Martin Pienkowski, PhD Associate Professor, Osborne College of Audiology

Martin Pienkowski, PhD
Inspired by curiosity and all things related to the natural world, Dr. Martin Pienkowski found an interest in many things, but science was his main attraction growing up. After attending the University of Toronto where he graduated with a double major in biology and physics, attending graduate school was an easy decision for him to make. The ear was the biophysical system he chose to focus on. Upon earning his master’s degree and PhD, he conducted seven years of postdoctoral research at the Karolinska Institute in Sweden and the University of Calgary in Canada
Dr. Pienkowski joined the Salus University Osborne College of Audiology in 2012 as an assistant professor, and currently instructs in the on-campus and distance education programs. Additionally, he maintains an active animal research lab and anticipates initiating collaborative clinical research in the near future.

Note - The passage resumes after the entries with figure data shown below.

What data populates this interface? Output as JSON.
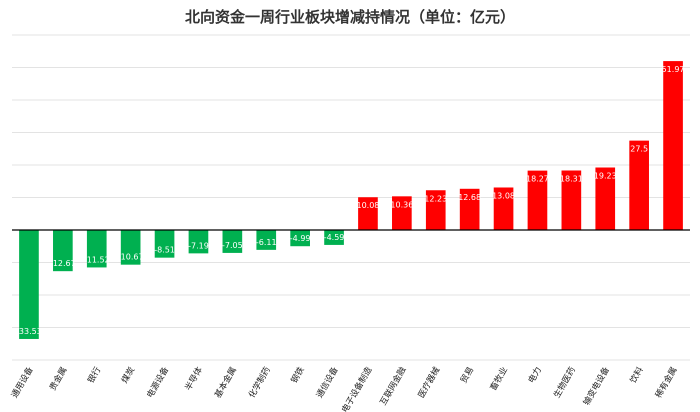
{
  "chart_data": {
    "type": "bar",
    "title": "北向资金一周行业板块增减持情况（单位：亿元）",
    "categories": [
      "通用设备",
      "贵金属",
      "银行",
      "煤炭",
      "电源设备",
      "半导体",
      "基本金属",
      "化学制药",
      "钢铁",
      "通信设备",
      "电子设备制造",
      "互联网金融",
      "医疗器械",
      "贸易",
      "畜牧业",
      "电力",
      "生物医药",
      "输变电设备",
      "饮料",
      "稀有金属"
    ],
    "values": [
      -33.53,
      -12.67,
      -11.52,
      -10.67,
      -8.51,
      -7.19,
      -7.05,
      -6.11,
      -4.99,
      -4.59,
      10.08,
      10.36,
      12.23,
      12.68,
      13.08,
      18.27,
      18.31,
      19.23,
      27.5,
      51.97
    ],
    "labels": [
      "-33.53",
      "-12.67",
      "-11.52",
      "-10.67",
      "-8.51",
      "-7.19",
      "-7.05",
      "-6.11",
      "-4.99",
      "-4.59",
      "10.08",
      "10.36",
      "12.23",
      "12.68",
      "13.08",
      "18.27",
      "18.31",
      "19.23",
      "27.5",
      "51.97"
    ],
    "ylim": [
      -40,
      60
    ],
    "grid": true,
    "legend": "none",
    "colors": {
      "positive": "#ff0000",
      "negative": "#00b050"
    }
  }
}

MartinThe history of science is full of fascinating discoveries and personalities; Dr. Pienkowski continues to be inspired by the intriguing lives of those creators. His current research efforts consist of investigating the long-term effects of exposure to moderate levels of noise on the ear and auditory brain, as well as on the perception of sound, including the pathologies of tinnitus and hyperacusis.  “My present work is focused on animal models (mainly mice) but I intend to branch out to study these topics in clinical populations,” he commented.  Recently, he published a major synthesis publication in Ear & Hearing titled, “On the etiology of listening difficulties in noise despite clinically normal audiograms”. His goal is to parlay this research into grants to study subtle forms of hearing loss within the Pennsylvania Ear Institute (PEI), the clinical practice for the Osborne College of Audiology.
According to Dr. Pienkowski, one cannot truly claim to understand a concept unless they have the ability to explain it to others. His advice to current and future students – “stay curious.”